Wenn jemand sieht, wie du mit einem Hund sprichst, wird er das ganz normal finden.
Im Allgemeinen richtig, es sei denn, die Person erwischt dich dabei, wie du eine heftige Diskussion mit dem Hund führst, von der sie nur die eine Seite mitkriegt. In diesem Fall wird derjenige finden, dass du der seltsamste Mensch bist, den er je getroffen hat.
Katie und ich bastelten in meinem Zimmer. Ihre Mutter hatte ihr ein Buch besorgt, in dem stand, wie man aus kleinen Wattebällchen und Pfeifenreinigern Tiere machte. Bis jetzt hatten wir einen Löwen und eine Giraffe gebastelt. Der Löwe sah ziemlich gut aus, aber die Giraffe ließ dauernd den Kopf hängen. Katie war es langweilig geworden, den Anleitungen zu folgen, und bastelte jetzt ihre eigenen Tiere. Sie klebte drei Wattebällchen auf den Hals einer Kreatur.

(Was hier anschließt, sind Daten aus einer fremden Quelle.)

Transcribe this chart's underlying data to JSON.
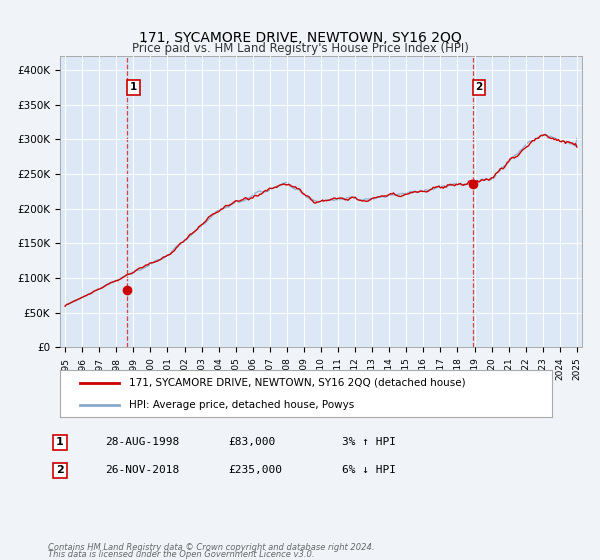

»Das wird ein dreiköpfiger Hund«, sagte sie. »Wie bei Harry Potter, nur dass er nicht Furcht einflößend ist, sondern freundlich.«
Winston, der vom Bett aus alles beobachtete, schnaubte. »Jemand sollte ihr sagen, dass der Hund in Harry Potter erfunden ist. Dreiköpfige Hunde!« Er schnaubte noch einmal. »Absurd. Warum sollte man an einem vollkommenen Geschöpf wie einem Hund herumpfuschen? Wir sehen von Natur aus gut aus. Natürlich sehen manche von uns besser aus als andere.«
Ich beachtete Winston gar nicht. »Schau, ich hab eine Schlange gemacht.« Ich hielt einen Pfeifenreiniger hoch, den ich zu einem S gebogen hatte. Katie und ich lachten. Die Anspannung, die mir die Brust zusammenschnürte, seit wir bei mir waren, begann sich zu lösen. Alles würde gutgehen.
In dem Moment sah ich meinen Vater. Ich ließ meine Pfeifenreinigerschlange fallen.
Mein Vater schwebte direkt vor meinem Fenster und spähte herein. Er hatte noch immer sein Notizbuch dabei und vermerkte darin, wie Katie spielte. Seine Brille war ihm auf die Nasenspitze gerutscht. Was dachte er sich eigentlich dabei? Wie wollte er erklären, was er da draußen vor dem Fenster im zweiten Stock machte, falls Katie ihn sah? Ich fuchtelte mit der Hand in seine Richtung, um ihm zu verstehen zu geben, dass er verschwinden musste. Papa winkte zurück.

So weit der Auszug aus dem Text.